Opinion: What happens when cops start policing for profit
When someone cannot afford to pay immediately, draconian collections and enforcement practices trap families in a cycle of punishment that is almost impossible to escape. Turning law enforcement into armed debt collectors further erodes trust between the community and law enforcement.
Surprisingly, of Alabamians surveyed who had criminal justice debt, nearly 50% were jailed because they couldn’t meet their payments. To avoid jail, many survey respondents had to make desperate choices: 83% chose not to pay for basic necessities like rent, utilities or medicine; 44% took out a high-cost payday loan; and 38% turned to crime to get the money they needed to avoid prison – most often by selling drugs, stealing or prostituting themselves.

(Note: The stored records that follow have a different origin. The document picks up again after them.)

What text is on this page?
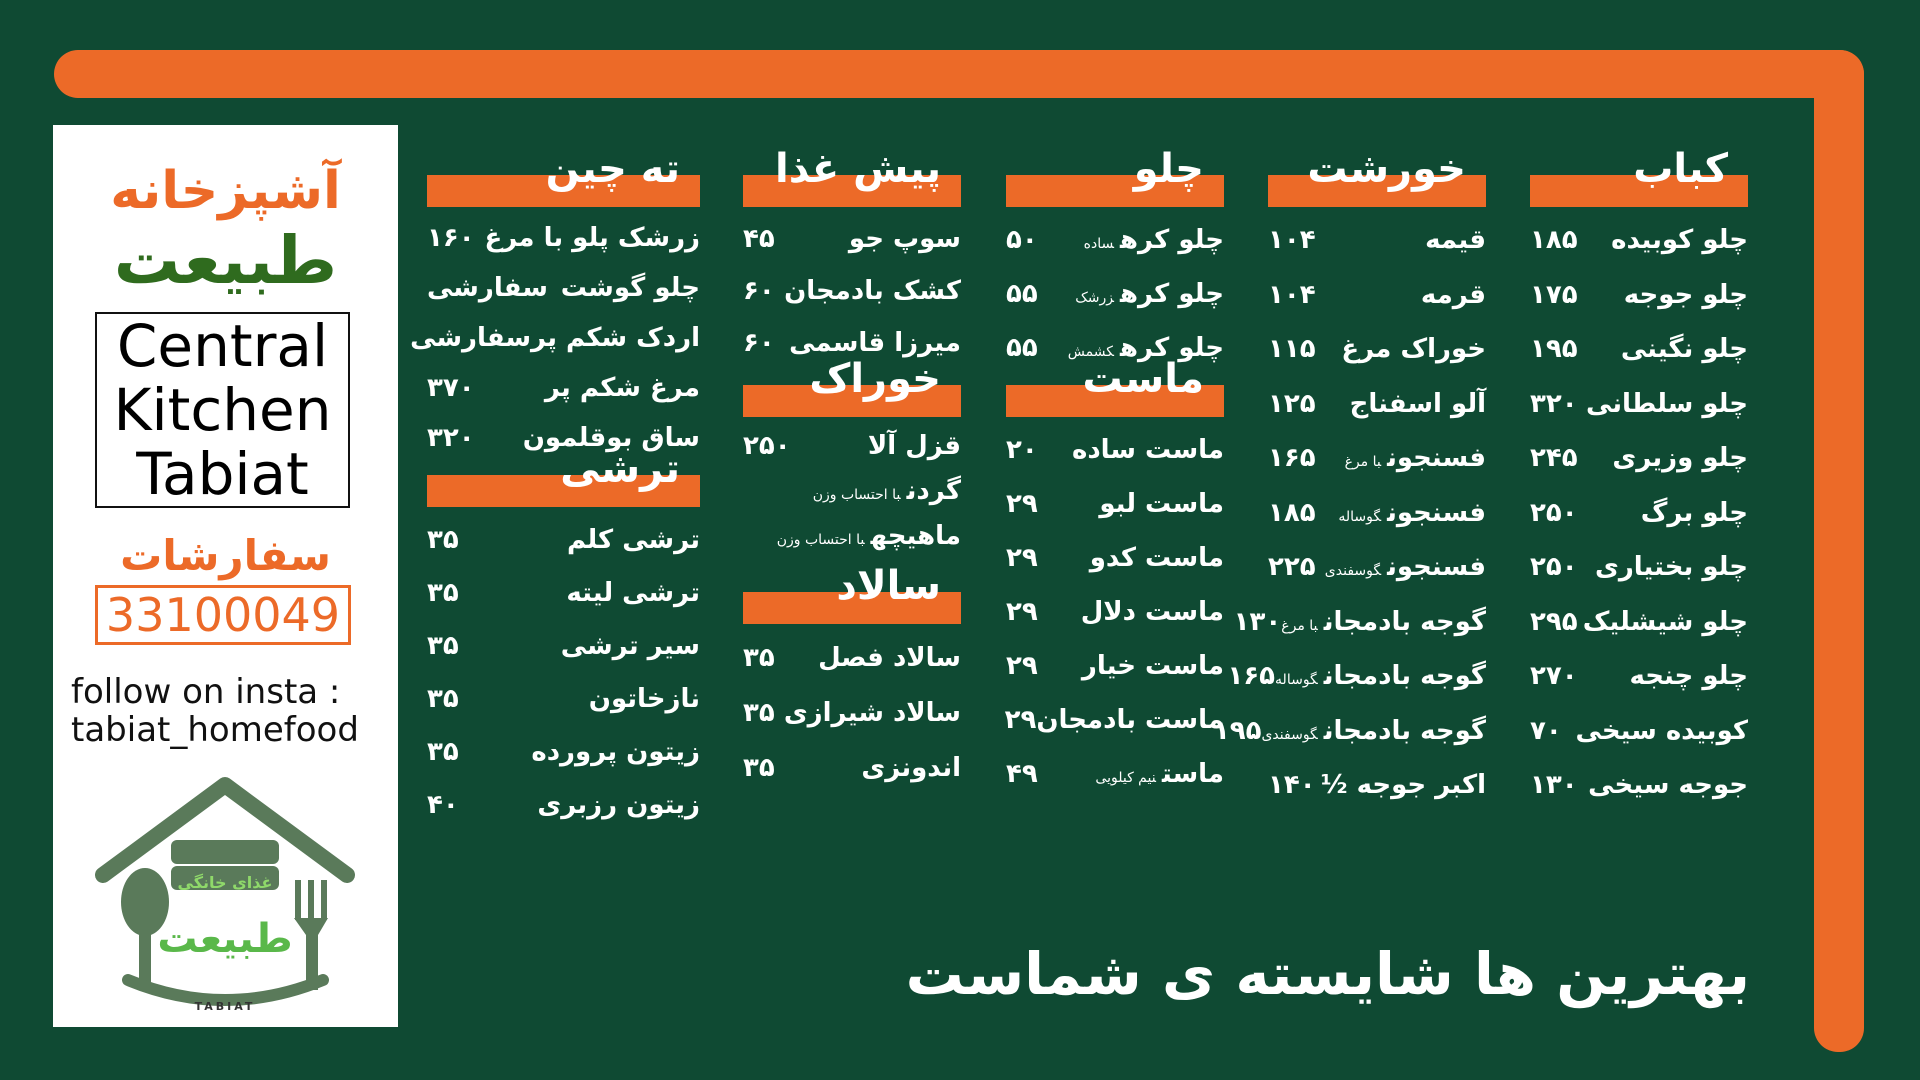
آشپزخانه
طبیعت
Central
Kitchen
Tabiat
سفارشات
33100049
follow on insta :
tabiat_homefood
غذای خانگی
طبیعت
TABIAT
کباب
چلو کوبیده
۱۸۵
چلو جوجه
۱۷۵
چلو نگینی
۱۹۵
چلو سلطانی
۳۲۰
چلو وزیری
۲۴۵
چلو برگ
۲۵۰
چلو بختیاری
۲۵۰
چلو شیشلیک
۲۹۵
چلو چنجه
۲۷۰
کوبیده سیخی
۷۰
جوجه سیخی
۱۳۰
خورشت
قیمه
۱۰۴
قرمه
۱۰۴
خوراک مرغ
۱۱۵
آلو اسفناج
۱۲۵
فسنجونبا مرغ
۱۶۵
فسنجونگوساله
۱۸۵
فسنجونگوسفندی
۲۲۵
گوجه بادمجانبا مرغ
۱۳۰
گوجه بادمجانگوساله
۱۶۵
گوجه بادمجانگوسفندی
۱۹۵
اکبر جوجه ½
۱۴۰
چلو
چلو کرهساده
۵۰
چلو کرهزرشک
۵۵
چلو کرهکشمش
۵۵
ماست
ماست ساده
۲۰
ماست لبو
۲۹
ماست کدو
۲۹
ماست دلال
۲۹
ماست خیار
۲۹
ماست بادمجان
۲۹
ماستنیم کیلویی
۴۹
پیش غذا
سوپ جو
۴۵
کشک بادمجان
۶۰
میرزا قاسمی
۶۰
خوراک
قزل آلا
۲۵۰
گردنبا احتساب وزن
ماهیچهبا احتساب وزن
سالاد
سالاد فصل
۳۵
سالاد شیرازی
۳۵
اندونزی
۳۵
ته چین
زرشک پلو با مرغ
۱۶۰
چلو گوشت
سفارشی
اردک شکم پر
سفارشی
مرغ شکم پر
۳۷۰
ساق بوقلمون
۳۲۰
ترشی
ترشی کلم
۳۵
ترشی لیته
۳۵
سیر ترشی
۳۵
نازخاتون
۳۵
زیتون پرورده
۳۵
زیتون رزبری
۴۰
بهترین ها شایسته ی شماست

Ending for-profit policing requires policy change, both in Brookside and in cities large and small across the country. To prevent predatory policing, hold police and courts accountable for their behavior, and mitigate the damage caused by excessive fines and taxes, we must disentangle criminal justice policy from fiscal policy.
States should also require that all fines and fees be paid into a state’s general fund and reallocated to cities based on need, not the amount of ticket revenue they generate. This removes the direct incentive to make unnecessary or questionable shutdowns as a fallback measure to increase revenue, while leaving local governments free to prioritize public safety needs.
At the bare minimum, states must develop standards for police and municipal court operations. These should include the collection and public reporting of traffic stop data to monitor the demographics of those arrested and why, who is convicted of what offenses and how they are punished.
Any municipality that relies on fines and fees to fund basic government services could become the next Brookside. Rooting corruption and venality out of a city doesn’t get to the root of the problem: using fines and fees as a hidden tax. Only a policy change can do that. Lawmakers must commit to curbing perverse incentives that favor predatory policing. Justice demands it.